Alternative Treatment Options for Alzheimer's disease: How Antioxidants, Vitamins, Diet and Exercise Can Change Disease Outcome
Author(s): Gregory D Lewis, Maliha Majeed, Arjun Patel, Catherine Olang, Rashmi KS and Vasavi Gorantla*

Alzheimer's disease is a progressive neurological illness with a complex etiology that is the largest cause of dementia in the globe. The mechanism of Alzheimer's disease is complex, but it is defined by the formation of ß amyloid plaques and neurofibrillary tangles. Current allopathic treatments are focused on increasing the neurotransmitter Acetylcholine in synaptic clefts, but they are largely ineffective at improving disease prognosis. Holistic alternatives are suggested to further improve symptoms in patients with mild disease or as a prophylactic to slow the onset for those with a higher predisposition for the development of AD. Exercise improves blood flow to the brain and thus is correlated with improved cognitive functioning and tissue mass. Diets high in saturated fats show poor prognosis as they are correlated with a higher incidence of neuroinflammation, thus diets higher in unsaturated fatty acids such as the Mediterranian diet are recommended. The accumulation of ROS can lead to mitochondrial dysfunction and eventually neuronal degeneration. Of the antioxidants, curcumin has shown to be an effective protective agent against inflammation and oxidative damage. Transgenic AD mice administered curcumin had a significant reduction in oxidative proteins in four different brain regions when compared to control groups.

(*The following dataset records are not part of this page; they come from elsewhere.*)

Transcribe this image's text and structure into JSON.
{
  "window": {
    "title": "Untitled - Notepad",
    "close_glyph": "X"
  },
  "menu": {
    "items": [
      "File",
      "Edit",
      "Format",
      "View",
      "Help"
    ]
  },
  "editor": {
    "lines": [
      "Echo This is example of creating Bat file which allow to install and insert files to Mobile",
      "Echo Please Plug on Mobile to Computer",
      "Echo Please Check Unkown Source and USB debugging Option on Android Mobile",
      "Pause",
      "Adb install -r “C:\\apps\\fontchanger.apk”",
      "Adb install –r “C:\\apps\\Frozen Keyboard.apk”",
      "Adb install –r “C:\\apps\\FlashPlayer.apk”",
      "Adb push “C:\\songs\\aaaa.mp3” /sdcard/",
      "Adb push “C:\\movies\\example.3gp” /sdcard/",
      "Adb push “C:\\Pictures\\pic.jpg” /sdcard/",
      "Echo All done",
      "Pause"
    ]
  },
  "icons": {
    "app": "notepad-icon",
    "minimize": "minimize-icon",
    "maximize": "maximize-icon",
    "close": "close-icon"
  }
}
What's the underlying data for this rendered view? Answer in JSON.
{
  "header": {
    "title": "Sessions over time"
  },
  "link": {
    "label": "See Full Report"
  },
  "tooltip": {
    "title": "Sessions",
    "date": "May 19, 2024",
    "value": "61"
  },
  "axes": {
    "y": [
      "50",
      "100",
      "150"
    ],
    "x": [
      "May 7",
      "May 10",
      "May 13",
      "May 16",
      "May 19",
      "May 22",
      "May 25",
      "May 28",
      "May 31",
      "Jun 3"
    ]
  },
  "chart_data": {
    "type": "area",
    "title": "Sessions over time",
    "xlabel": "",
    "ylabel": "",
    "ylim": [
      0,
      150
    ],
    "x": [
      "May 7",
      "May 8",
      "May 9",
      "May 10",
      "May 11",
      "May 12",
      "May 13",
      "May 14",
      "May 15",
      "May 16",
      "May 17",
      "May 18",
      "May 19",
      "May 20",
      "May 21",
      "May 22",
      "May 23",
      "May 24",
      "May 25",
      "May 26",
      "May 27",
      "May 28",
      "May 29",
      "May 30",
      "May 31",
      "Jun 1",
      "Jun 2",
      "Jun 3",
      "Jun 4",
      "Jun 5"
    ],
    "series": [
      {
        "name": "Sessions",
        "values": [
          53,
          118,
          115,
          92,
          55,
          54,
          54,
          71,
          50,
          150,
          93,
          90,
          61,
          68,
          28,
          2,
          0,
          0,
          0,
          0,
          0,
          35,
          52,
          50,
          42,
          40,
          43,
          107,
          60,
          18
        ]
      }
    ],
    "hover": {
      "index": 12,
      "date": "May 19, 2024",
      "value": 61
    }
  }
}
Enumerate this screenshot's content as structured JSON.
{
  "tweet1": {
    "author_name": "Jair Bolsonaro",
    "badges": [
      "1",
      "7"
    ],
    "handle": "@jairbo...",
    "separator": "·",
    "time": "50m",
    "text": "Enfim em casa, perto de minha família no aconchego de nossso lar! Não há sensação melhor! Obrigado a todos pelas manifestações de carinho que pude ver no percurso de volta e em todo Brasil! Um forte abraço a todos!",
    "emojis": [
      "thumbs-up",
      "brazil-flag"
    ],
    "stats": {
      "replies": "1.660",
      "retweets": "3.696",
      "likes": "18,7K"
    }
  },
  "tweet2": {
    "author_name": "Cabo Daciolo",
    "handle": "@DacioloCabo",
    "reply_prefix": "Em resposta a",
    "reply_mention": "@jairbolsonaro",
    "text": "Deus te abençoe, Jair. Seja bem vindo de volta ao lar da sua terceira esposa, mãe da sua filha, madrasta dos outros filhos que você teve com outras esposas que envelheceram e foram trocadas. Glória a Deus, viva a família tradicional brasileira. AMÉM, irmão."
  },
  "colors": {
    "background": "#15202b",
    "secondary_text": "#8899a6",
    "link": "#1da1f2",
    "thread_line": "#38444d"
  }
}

Interleukin-1β, an inflammatory marker, was also significantly reduced with the addition of curcumin. The administration of essential vitamins plays a key role in neuroprotection. Deficits in both vitamin A and D have shown to have a significant reduction in cognition in both laboratory animals and humans. Administration of vitamin A in transgenic AD mice showed a marked reduction in Aβ phosphorylation by decreasing CDK5 kinase activity. In laboratory settings, vitamin D3 has been demonstrated to induce Pgp mRNA to pump Aβ plaque out of cortical circulation by expression of MDR1 genes. While all holistic treatment options show slight improvements in patients with mild disease, they do not prevent disease progression. Further, holistic treatments do not show improvements in patients with advanced disease. Overall, the prognosis for AD remains grim.